Because Smeagol sees the world entirely from his own perspective and has little or no empathy with other people or creatures he simply sees them as objects and so tend not to dignify them with proper names but prefers descriptions which relate to how he perceives them. Even when he uses the name 'Baggins' it is not 'Mr Baggins' or 'Bilbo/Frodo' as hobbits would refer to each other.

He often frames his own problem is terms of them being other people's fault and apart from a very ambivalent empathy with Frodo at some points most of his relationships with other characters are outright hostile.

He is evasive

There are many instances where Gollum is shown to be cunning, dishonest and evasive shown directly in the riddle sequence in the hobbit and even Gandalf states that it was very difficult to extract the truth from him when he was captured by the elves before that start of LOTR.

This is probably a consequence of his own reluctance to face up to his own actions, for example in murdering Deagol to acquire the Ring, and his paranoia in the face of his need to survive entirely on his own for several lifetimes.

As a result he defaults to the most ambiguous possible way of speaking so as to be able to deceive people without either giving anything away or being caught in a direct lie.
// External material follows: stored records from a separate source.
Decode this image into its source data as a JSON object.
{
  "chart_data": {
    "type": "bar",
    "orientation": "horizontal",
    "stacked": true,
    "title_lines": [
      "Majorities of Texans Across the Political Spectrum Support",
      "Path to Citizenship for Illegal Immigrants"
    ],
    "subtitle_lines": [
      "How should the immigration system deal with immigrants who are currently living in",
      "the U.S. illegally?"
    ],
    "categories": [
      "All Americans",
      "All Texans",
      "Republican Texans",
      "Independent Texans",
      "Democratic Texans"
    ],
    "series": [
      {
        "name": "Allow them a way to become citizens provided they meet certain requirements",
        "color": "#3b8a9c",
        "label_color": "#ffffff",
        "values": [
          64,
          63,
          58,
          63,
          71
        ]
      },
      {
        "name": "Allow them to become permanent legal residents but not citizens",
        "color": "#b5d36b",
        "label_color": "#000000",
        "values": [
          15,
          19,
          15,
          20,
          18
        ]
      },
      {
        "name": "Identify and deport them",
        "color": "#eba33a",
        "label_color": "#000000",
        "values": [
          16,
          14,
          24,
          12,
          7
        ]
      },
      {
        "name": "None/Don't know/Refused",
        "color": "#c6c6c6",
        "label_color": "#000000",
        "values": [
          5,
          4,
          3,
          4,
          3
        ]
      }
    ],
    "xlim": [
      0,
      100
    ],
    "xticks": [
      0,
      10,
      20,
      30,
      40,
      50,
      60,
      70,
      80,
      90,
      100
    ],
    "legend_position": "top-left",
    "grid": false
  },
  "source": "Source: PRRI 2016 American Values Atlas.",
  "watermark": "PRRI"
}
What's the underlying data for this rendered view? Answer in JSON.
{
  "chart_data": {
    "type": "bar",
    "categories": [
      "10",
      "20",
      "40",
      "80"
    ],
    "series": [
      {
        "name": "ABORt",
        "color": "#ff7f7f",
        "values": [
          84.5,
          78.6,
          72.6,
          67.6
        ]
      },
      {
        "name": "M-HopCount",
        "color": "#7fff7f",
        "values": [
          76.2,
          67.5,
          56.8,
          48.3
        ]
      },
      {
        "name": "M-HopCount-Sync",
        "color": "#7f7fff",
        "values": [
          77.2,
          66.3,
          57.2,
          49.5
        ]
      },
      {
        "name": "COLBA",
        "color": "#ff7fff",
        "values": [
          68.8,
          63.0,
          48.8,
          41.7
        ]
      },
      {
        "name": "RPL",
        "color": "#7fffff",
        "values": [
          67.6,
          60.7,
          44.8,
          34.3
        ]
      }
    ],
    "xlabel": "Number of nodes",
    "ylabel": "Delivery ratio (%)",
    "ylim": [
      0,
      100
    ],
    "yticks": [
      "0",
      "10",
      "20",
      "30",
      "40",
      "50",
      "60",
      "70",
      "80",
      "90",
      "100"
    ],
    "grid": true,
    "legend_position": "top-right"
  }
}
From a literary perspective Smeagol/Gollum's reluctance to use proper names emphasises the fact that he is almost completely isolated from other characters in terms of personal relationships. He doesn't even have any particular hatred of them except in terms of how their actions affect him and act as obstacles in is pursuit of the ring. In many ways he doesn't even really have any personality of his own left beyond his instinct to survive and desire to acquire the ring and in the end the latter ends up overriding the former.